Padang,relasipublik — Unit Pelaksana Teknis Daerah (UPTD) Taman Budaya Sumatera Barat (TB Sumbar) mulai mematangkan arah dan program kegiatan seni budaya tahun 2026 melalui diskusi bersama pelaku seni, komunitas, dan seniman. Sejumlah gagasan baru mengemuka, salah satunya pengembangan bidang film yang untuk pertama kalinya akan menjadi bagian resmi dari program Taman Budaya.
Kepala UPTD Taman Budaya Sumbar, M. Devid, mengatakan bahwa kehadiran film sebagai program baru merupakan langkah strategis untuk merespons perkembangan seni di daerah. Selama ini, kata dia, urusan perfilman lebih banyak ditangani kementerian di tingkat pusat.
“Pada 2026 ada hal baru di Taman Budaya, yaitu film. Selama ini film identik dengan urusan kementerian, tapi ke depan Taman Budaya diminta ikut membantu pengembangan film di daerah,” ujar Devid.

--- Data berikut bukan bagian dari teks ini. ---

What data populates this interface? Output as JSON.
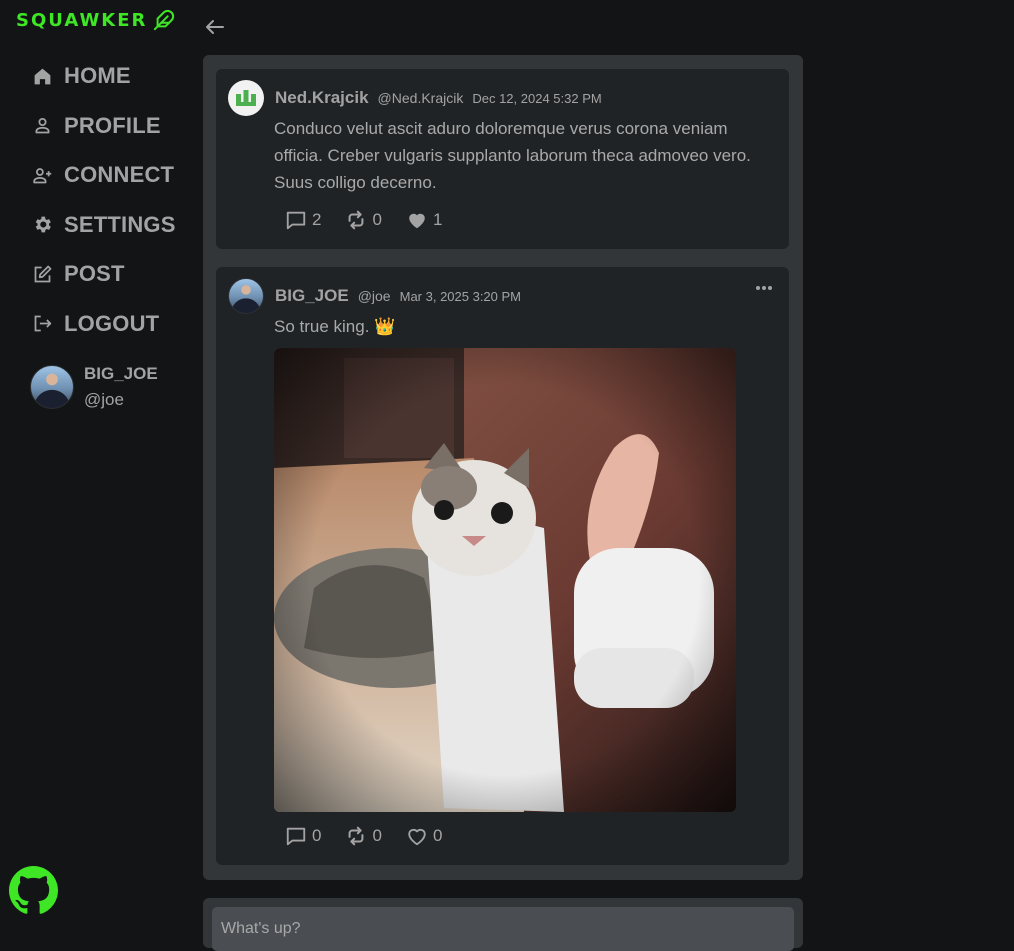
{
  "app": {
    "name": "SQUAWKER",
    "brand_color": "#3ee626"
  },
  "sidebar": {
    "items": [
      {
        "label": "HOME",
        "icon": "home-icon"
      },
      {
        "label": "PROFILE",
        "icon": "person-icon"
      },
      {
        "label": "CONNECT",
        "icon": "add-person-icon"
      },
      {
        "label": "SETTINGS",
        "icon": "gear-icon"
      },
      {
        "label": "POST",
        "icon": "edit-icon"
      },
      {
        "label": "LOGOUT",
        "icon": "logout-icon"
      }
    ],
    "user": {
      "name": "BIG_JOE",
      "handle": "@joe"
    }
  },
  "thread": {
    "posts": [
      {
        "author": "Ned.Krajcik",
        "handle": "@Ned.Krajcik",
        "date": "Dec 12, 2024 5:32 PM",
        "text": "Conduco velut ascit aduro doloremque verus corona veniam officia. Creber vulgaris supplanto laborum theca admoveo vero. Suus colligo decerno.",
        "comments": "2",
        "reposts": "0",
        "likes": "1",
        "liked": true
      },
      {
        "author": "BIG_JOE",
        "handle": "@joe",
        "date": "Mar 3, 2025 3:20 PM",
        "text": "So true king. 👑",
        "image": "cat-thumbs-up-photo",
        "comments": "0",
        "reposts": "0",
        "likes": "0",
        "liked": false
      }
    ]
  },
  "composer": {
    "placeholder": "What's up?"
  }
}
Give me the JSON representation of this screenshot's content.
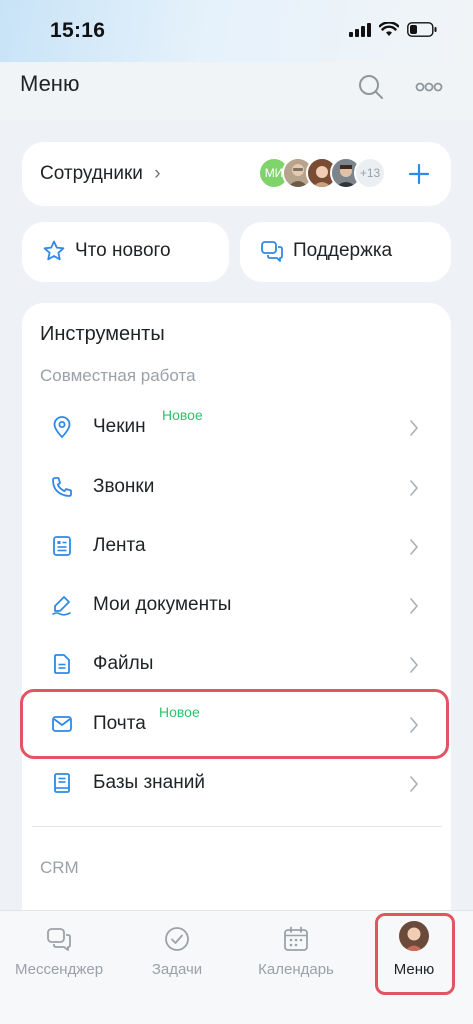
{
  "status_bar": {
    "time": "15:16"
  },
  "header": {
    "title": "Меню"
  },
  "employees": {
    "label": "Сотрудники",
    "chevron": "›",
    "avatar_initials": "МИ",
    "more_count": "+13"
  },
  "quick_actions": {
    "whats_new": "Что нового",
    "support": "Поддержка"
  },
  "tools": {
    "title": "Инструменты",
    "section_collab": "Совместная работа",
    "items": [
      {
        "label": "Чекин",
        "badge": "Новое",
        "icon": "location-pin-icon"
      },
      {
        "label": "Звонки",
        "badge": "",
        "icon": "phone-icon"
      },
      {
        "label": "Лента",
        "badge": "",
        "icon": "feed-icon"
      },
      {
        "label": "Мои документы",
        "badge": "",
        "icon": "document-sign-icon"
      },
      {
        "label": "Файлы",
        "badge": "",
        "icon": "file-icon"
      },
      {
        "label": "Почта",
        "badge": "Новое",
        "icon": "mail-icon"
      },
      {
        "label": "Базы знаний",
        "badge": "",
        "icon": "knowledge-base-icon"
      }
    ],
    "section_crm": "CRM"
  },
  "tabbar": {
    "messenger": "Мессенджер",
    "tasks": "Задачи",
    "calendar": "Календарь",
    "menu": "Меню"
  },
  "colors": {
    "accent": "#2e8ae6",
    "badge": "#2fc26b",
    "highlight": "#e05561"
  }
}
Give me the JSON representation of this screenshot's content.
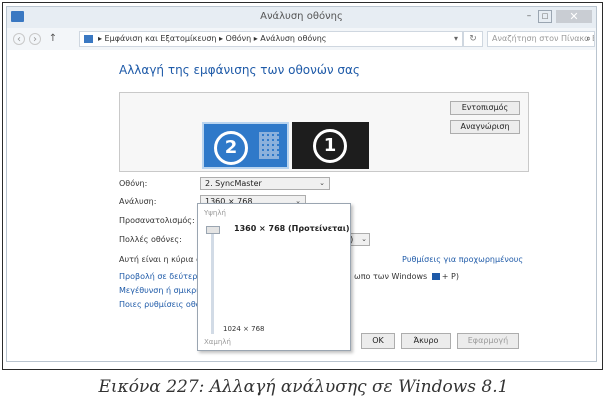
{
  "window": {
    "title": "Ανάλυση οθόνης",
    "controls": {
      "minimize": "–",
      "maximize": "□",
      "close": "✕"
    }
  },
  "address_bar": {
    "breadcrumb": "▸ Εμφάνιση και Εξατομίκευση  ▸  Οθόνη  ▸  Ανάλυση οθόνης",
    "dropdown_glyph": "▾",
    "refresh_glyph": "↻",
    "search_placeholder": "Αναζήτηση στον Πίνακα Ελέγ...",
    "search_icon": "⌕"
  },
  "page": {
    "heading": "Αλλαγή της εμφάνισης των οθονών σας",
    "preview": {
      "monitor_2": "2",
      "monitor_1": "1",
      "detect_label": "Εντοπισμός",
      "identify_label": "Αναγνώριση"
    },
    "fields": {
      "display_label": "Οθόνη:",
      "display_value": "2. SyncMaster",
      "resolution_label": "Ανάλυση:",
      "resolution_value": "1360 × 768 (Προτείνεται)",
      "orientation_label": "Προσανατολισμός:",
      "multiple_label": "Πολλές οθόνες:",
      "multiple_value_tail": "η)"
    },
    "dropdown_arrow": "⌄",
    "main_display_text": "Αυτή είναι η κύρια οθ",
    "advanced_link": "Ρυθμίσεις για προχωρημένους",
    "links": {
      "project_link": "Προβολή σε δεύτερη",
      "project_tail": "ωπο των Windows",
      "project_shortcut": "+ P)",
      "enlarge_link": "Μεγέθυνση ή σμικρυ",
      "which_settings_link": "Ποιες ρυθμίσεις οθό"
    },
    "buttons": {
      "ok": "OK",
      "cancel": "Άκυρο",
      "apply": "Εφαρμογή"
    }
  },
  "resolution_popup": {
    "high_label": "Υψηλή",
    "low_label": "Χαμηλή",
    "top_resolution": "1360 × 768 (Προτείνεται)",
    "bottom_resolution": "1024 × 768",
    "slider_level": 1.0
  },
  "caption": "Εικόνα 227: Αλλαγή ανάλυσης σε Windows 8.1"
}
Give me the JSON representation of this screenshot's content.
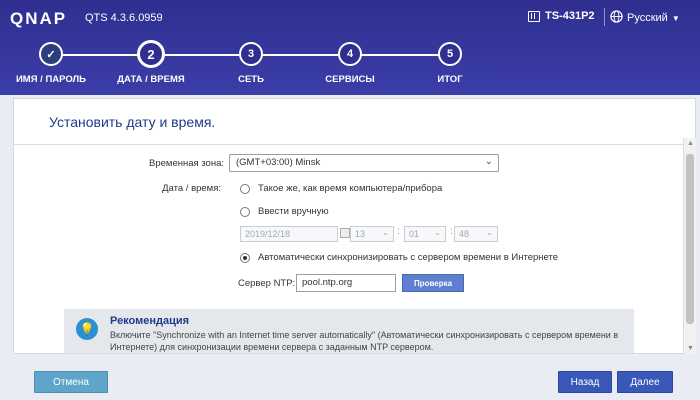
{
  "header": {
    "logo": "QNAP",
    "version": "QTS 4.3.6.0959",
    "model": "TS-431P2",
    "language": "Русский"
  },
  "steps": [
    {
      "number": "✓",
      "label": "ИМЯ / ПАРОЛЬ",
      "state": "done"
    },
    {
      "number": "2",
      "label": "ДАТА / ВРЕМЯ",
      "state": "active"
    },
    {
      "number": "3",
      "label": "СЕТЬ",
      "state": "pending"
    },
    {
      "number": "4",
      "label": "СЕРВИСЫ",
      "state": "pending"
    },
    {
      "number": "5",
      "label": "ИТОГ",
      "state": "pending"
    }
  ],
  "panel": {
    "title": "Установить дату и время.",
    "timezone_label": "Временная зона:",
    "timezone_value": "(GMT+03:00) Minsk",
    "datetime_label": "Дата / время:",
    "option_same": "Такое же, как время компьютера/прибора",
    "option_manual": "Ввести вручную",
    "manual_date": "2019/12/18",
    "manual_hour": "13",
    "manual_minute": "01",
    "manual_second": "48",
    "option_ntp": "Автоматически синхронизировать с сервером времени в Интернете",
    "selected_option": "ntp",
    "ntp_label": "Сервер NTP:",
    "ntp_value": "pool.ntp.org",
    "check_button": "Проверка"
  },
  "recommendation": {
    "title": "Рекомендация",
    "text": "Включите \"Synchronize with an Internet time server automatically\" (Автоматически синхронизировать с сервером времени в Интернете) для синхронизации времени сервера с заданным NTP сервером."
  },
  "footer": {
    "cancel": "Отмена",
    "back": "Назад",
    "next": "Далее"
  },
  "colors": {
    "header_bg": "#2e2f8f",
    "primary_button": "#3a58b8",
    "cancel_button": "#5fa5c9",
    "title_text": "#1f3c88"
  }
}
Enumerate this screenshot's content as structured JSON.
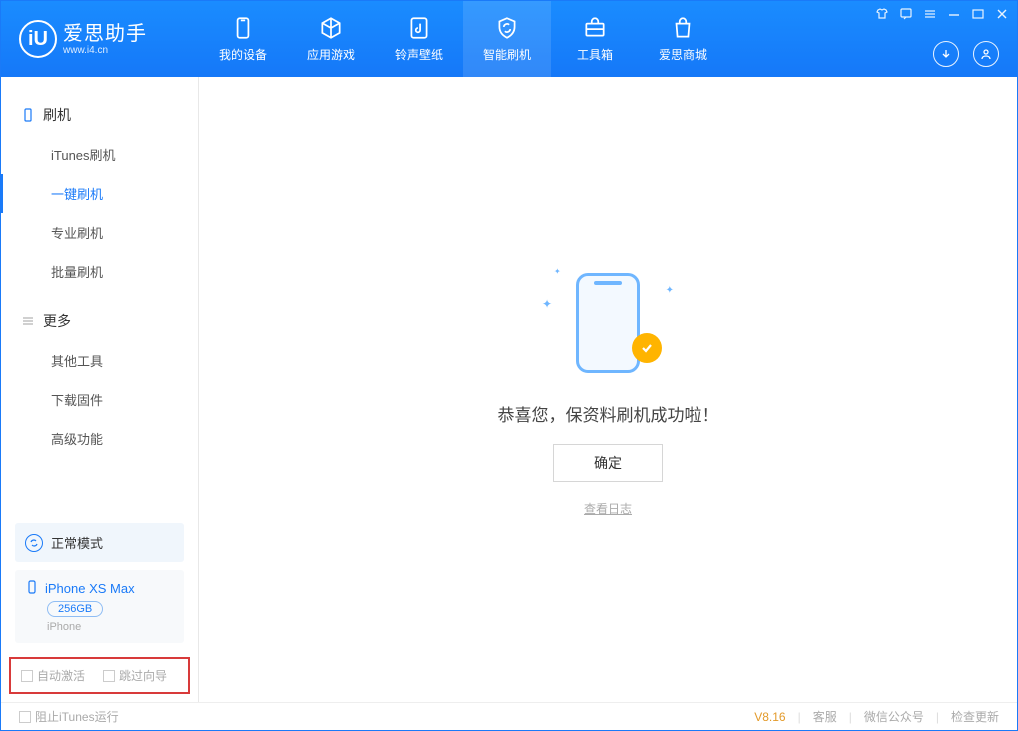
{
  "brand": {
    "name": "爱思助手",
    "site": "www.i4.cn",
    "logo_letter": "iU"
  },
  "nav": [
    {
      "label": "我的设备"
    },
    {
      "label": "应用游戏"
    },
    {
      "label": "铃声壁纸"
    },
    {
      "label": "智能刷机",
      "active": true
    },
    {
      "label": "工具箱"
    },
    {
      "label": "爱思商城"
    }
  ],
  "sidebar": {
    "sections": [
      {
        "title": "刷机",
        "icon": "phone-outline",
        "items": [
          {
            "label": "iTunes刷机"
          },
          {
            "label": "一键刷机",
            "active": true
          },
          {
            "label": "专业刷机"
          },
          {
            "label": "批量刷机"
          }
        ]
      },
      {
        "title": "更多",
        "icon": "menu-lines",
        "items": [
          {
            "label": "其他工具"
          },
          {
            "label": "下载固件"
          },
          {
            "label": "高级功能"
          }
        ]
      }
    ],
    "mode_card": {
      "label": "正常模式"
    },
    "device_card": {
      "name": "iPhone XS Max",
      "storage": "256GB",
      "type": "iPhone"
    },
    "checkboxes": {
      "auto_activate": "自动激活",
      "skip_wizard": "跳过向导"
    }
  },
  "main": {
    "message": "恭喜您，保资料刷机成功啦！",
    "ok_button": "确定",
    "view_log": "查看日志"
  },
  "footer": {
    "block_itunes": "阻止iTunes运行",
    "version": "V8.16",
    "support": "客服",
    "wechat": "微信公众号",
    "update": "检查更新"
  }
}
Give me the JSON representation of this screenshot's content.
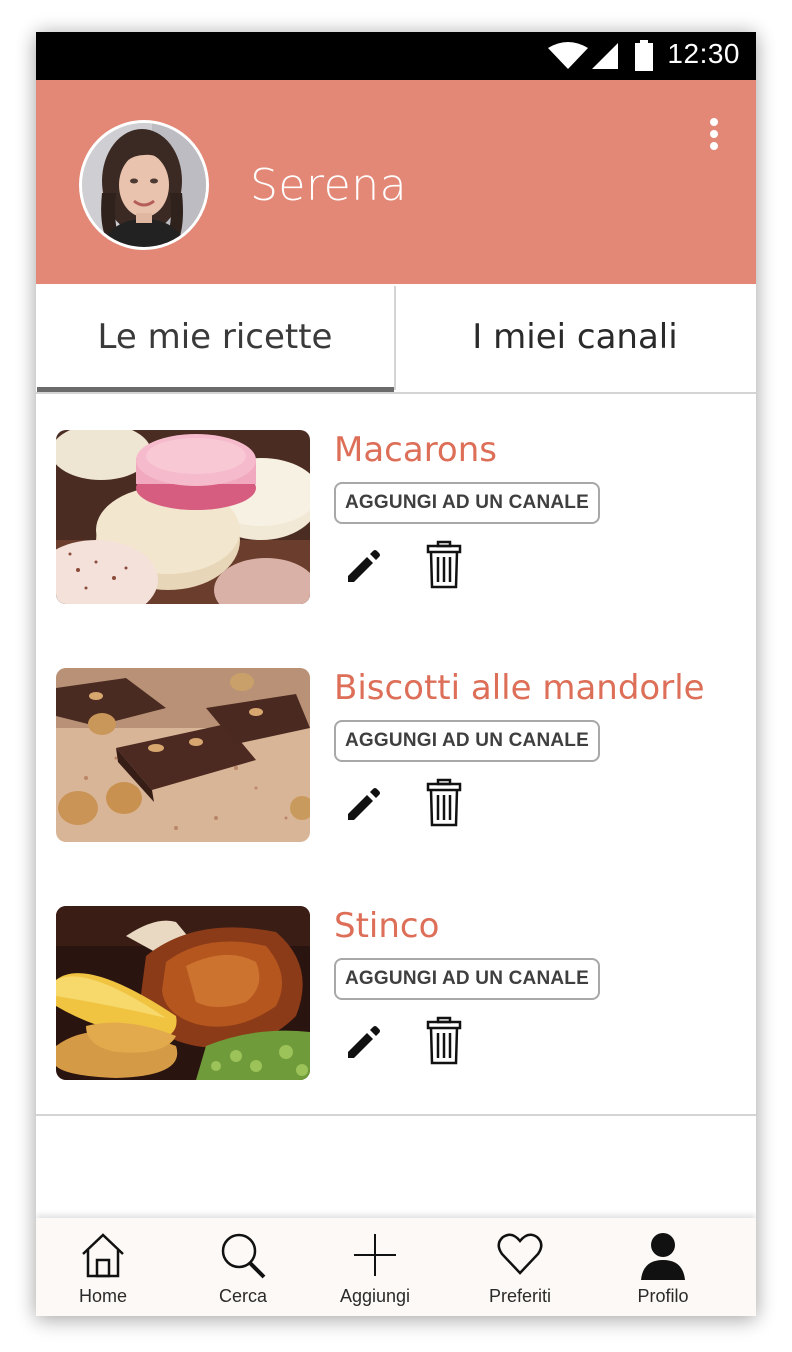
{
  "status_bar": {
    "time": "12:30"
  },
  "profile": {
    "name": "Serena"
  },
  "tabs": [
    {
      "label": "Le mie ricette",
      "active": true
    },
    {
      "label": "I miei canali",
      "active": false
    }
  ],
  "recipes": [
    {
      "title": "Macarons",
      "action_label": "AGGUNGI AD UN CANALE"
    },
    {
      "title": "Biscotti alle mandorle",
      "action_label": "AGGUNGI AD UN CANALE"
    },
    {
      "title": "Stinco",
      "action_label": "AGGUNGI AD UN CANALE"
    }
  ],
  "bottom_nav": [
    {
      "label": "Home",
      "icon": "home-icon"
    },
    {
      "label": "Cerca",
      "icon": "search-icon"
    },
    {
      "label": "Aggiungi",
      "icon": "plus-icon"
    },
    {
      "label": "Preferiti",
      "icon": "heart-icon"
    },
    {
      "label": "Profilo",
      "icon": "person-icon",
      "active": true
    }
  ],
  "colors": {
    "header": "#E38876",
    "accent_text": "#DD6E57",
    "nav_background": "#FDF9F6"
  }
}
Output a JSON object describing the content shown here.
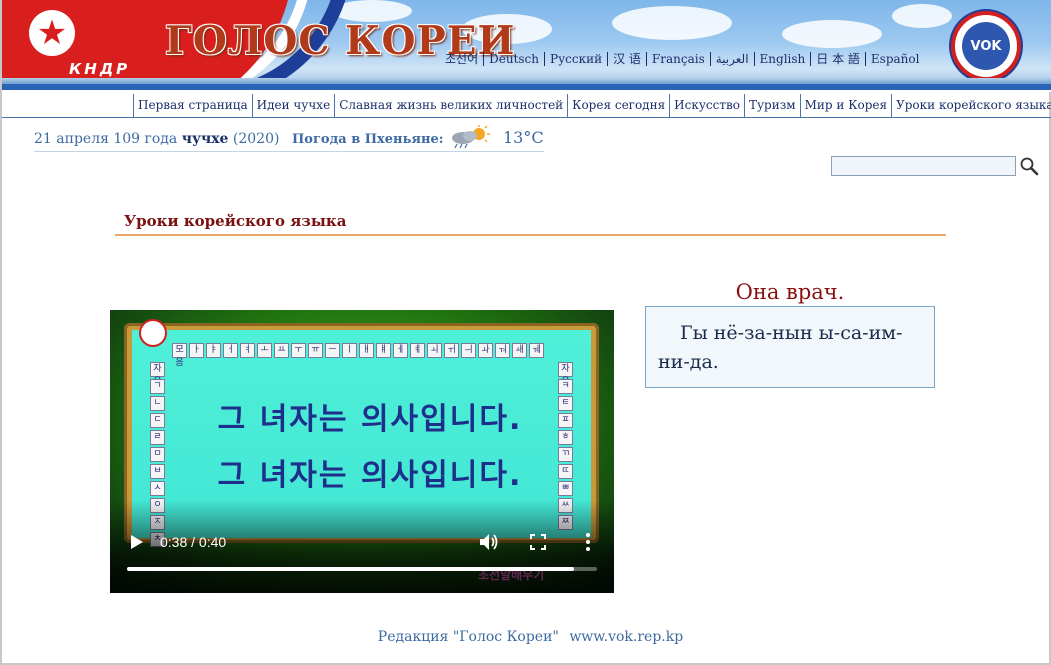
{
  "header": {
    "site_title": "ГОЛОС КОРЕИ",
    "country_badge": "КНДР",
    "logo_text": "VOK",
    "languages": [
      "조선어",
      "Deutsch",
      "Русский",
      "汉 语",
      "Français",
      "العربية",
      "English",
      "日 本 語",
      "Español"
    ]
  },
  "nav": {
    "items": [
      "Первая страница",
      "Идеи чучхе",
      "Славная жизнь великих личностей",
      "Корея сегодня",
      "Искусство",
      "Туризм",
      "Мир и Корея",
      "Уроки корейского языка"
    ]
  },
  "date_bar": {
    "date_prefix": "21 апреля 109 года",
    "juche": "чучхе",
    "year": "(2020)",
    "weather_label": "Погода в Пхеньяне:",
    "weather_icon": "partly-cloudy-rain-icon",
    "temperature": "13°C"
  },
  "search": {
    "value": "",
    "placeholder": "",
    "icon": "search-icon"
  },
  "section": {
    "title": "Уроки корейского языка"
  },
  "video": {
    "vowels": [
      "모음",
      "ㅏ",
      "ㅑ",
      "ㅓ",
      "ㅕ",
      "ㅗ",
      "ㅛ",
      "ㅜ",
      "ㅠ",
      "ㅡ",
      "ㅣ",
      "ㅐ",
      "ㅒ",
      "ㅔ",
      "ㅖ",
      "ㅚ",
      "ㅟ",
      "ㅢ",
      "ㅘ",
      "ㅝ",
      "ㅙ",
      "ㅞ"
    ],
    "consonants_left": [
      "자음",
      "ㄱ",
      "ㄴ",
      "ㄷ",
      "ㄹ",
      "ㅁ",
      "ㅂ",
      "ㅅ",
      "ㅇ",
      "ㅈ",
      "ㅊ"
    ],
    "consonants_right": [
      "자음",
      "ㅋ",
      "ㅌ",
      "ㅍ",
      "ㅎ",
      "ㄲ",
      "ㄸ",
      "ㅃ",
      "ㅆ",
      "ㅉ"
    ],
    "korean_line_1": "그 녀자는 의사입니다.",
    "korean_line_2": "그 녀자는 의사입니다.",
    "time": "0:38 / 0:40",
    "progress": 0.95,
    "caption": "조선말배우기"
  },
  "lesson": {
    "phrase_ru": "Она врач.",
    "transliteration": "Гы нё-за-нын ы-са-им-ни-да."
  },
  "footer": {
    "editorial": "Редакция \"Голос Кореи\"",
    "website": "www.vok.rep.kp"
  },
  "colors": {
    "brand_red": "#d91e1e",
    "brand_blue": "#1d3f99",
    "section_title": "#7a1010",
    "link_blue": "#3d6aa0",
    "accent_orange": "#e8a86a"
  }
}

Ia menambahkan, pengembangan film di TB Sumbar akan dimulai dari kegiatan workshop dan festival film AndalaSinema, sebagai upaya membangun ekosistem perfilman lokal yang berkelanjutan.
Kepala Seksi Produksi dan Kreasi Seni TB Sumbar, Ade Efdira, menjelaskan bahwa sejumlah program unggulan tahun sebelumnya tetap berlanjut pada 2026. Program tersebut antara lain Saba Fest (seni untuk disabilitas), lomba menulis cerpen, workshop tari, workshop komposisi teater, serta workshop komposisi musik.
Selain film, TB Sumbar juga menghadirkan program baru bertajuk Puitisenja, sebuah ruang kolaborasi antara sastra dan musik. Program ini menyasar anak-anak muda yang memiliki ketertarikan pada buku-buku sastra, filsafat, dan politik, yang dikemas dalam suasana santai sambil menikmati kopi dan musik.
“Puitisenja ini kami lihat sangat diminati generasi muda. Ada kebutuhan ruang ekspresi sastra yang lebih cair dan dekat dengan gaya hidup mereka,” kata Ade.
Untuk tahun 2026, TB Sumbar menetapkan tema besar pelestarian lingkungan, yang diharapkan dapat direspons oleh para seniman lintas disiplin melalui karya-karya kreatif.
Ade menegaskan bahwa Taman Budaya berkepentingan menaungi seluruh jenis seni yang berkembang di masyarakat, tanpa sekat usia maupun latar belakang.
Diskusi program 2026 ini melibatkan pelaku seni, komunitas, hingga seniman lintas generasi. Berbagai masukan ditampung untuk penyempurnaan program. Salah seorang seniman, Nasrul Azwar, menyoroti pentingnya perbaikan fasilitas pendukung.
“Bagus apa pun acaranya, kalau fasilitas tidak mendukung, tentu akan mengurangi minat seniman untuk tampil,” ujarnya.
Menanggapi hal tersebut, M. Devid menyampaikan bahwa saat ini TB Sumbar tengah membangun fasilitas pentas seni baru yang nantinya menjadi ruang presentasi karya seniman secara lebih representatif.
Di sisi lain, pelaku film Sumatera Barat, Rori, menyambut baik masuknya bidang film ke dalam program Taman Budaya. Ia berharap pengembangan film diawali dari kegiatan workshop sebagai bentuk transfer pengetahuan bagi para sineas lokal.
“Karena ini sesuatu yang baru di Taman Budaya, sebaiknya dimulai dari workshop untuk memperkuat pemahaman dan kapasitas pelaku film di Sumbar,” katanya.
Meski diakui masih memiliki keterbatasan gedung dan fasilitas, TB Sumbar tetap berada pada Tipe A berdasarkan hasil sertifikasi Kementerian Kebudayaan RI. Penilaian tersebut diberikan karena kualitas program kegiatan TB Sumbar dinilai sangat baik dan berada di atas rata-rata instansi sejenis.
Beberapa indikator penilaian meliputi variasi program yang beragam, kualitas media publikasi dan penerbitan, serta sasaran program yang inklusif. TB Sumbar tidak hanya merangkul seniman senior, tetapi juga remaja Gen Z, anak-anak, hingga penyandang disabilitas yang selama ini kerap luput dari perhatian.
Dengan berbagai program baru dan kesinambungan kegiatan lama, Taman Budaya Sumatera Barat optimistis dapat memperkuat perannya sebagai ruang kreatif yang inklusif, relevan, dan berdampak bagi perkembangan seni budaya daerah pada 2026 mendatang.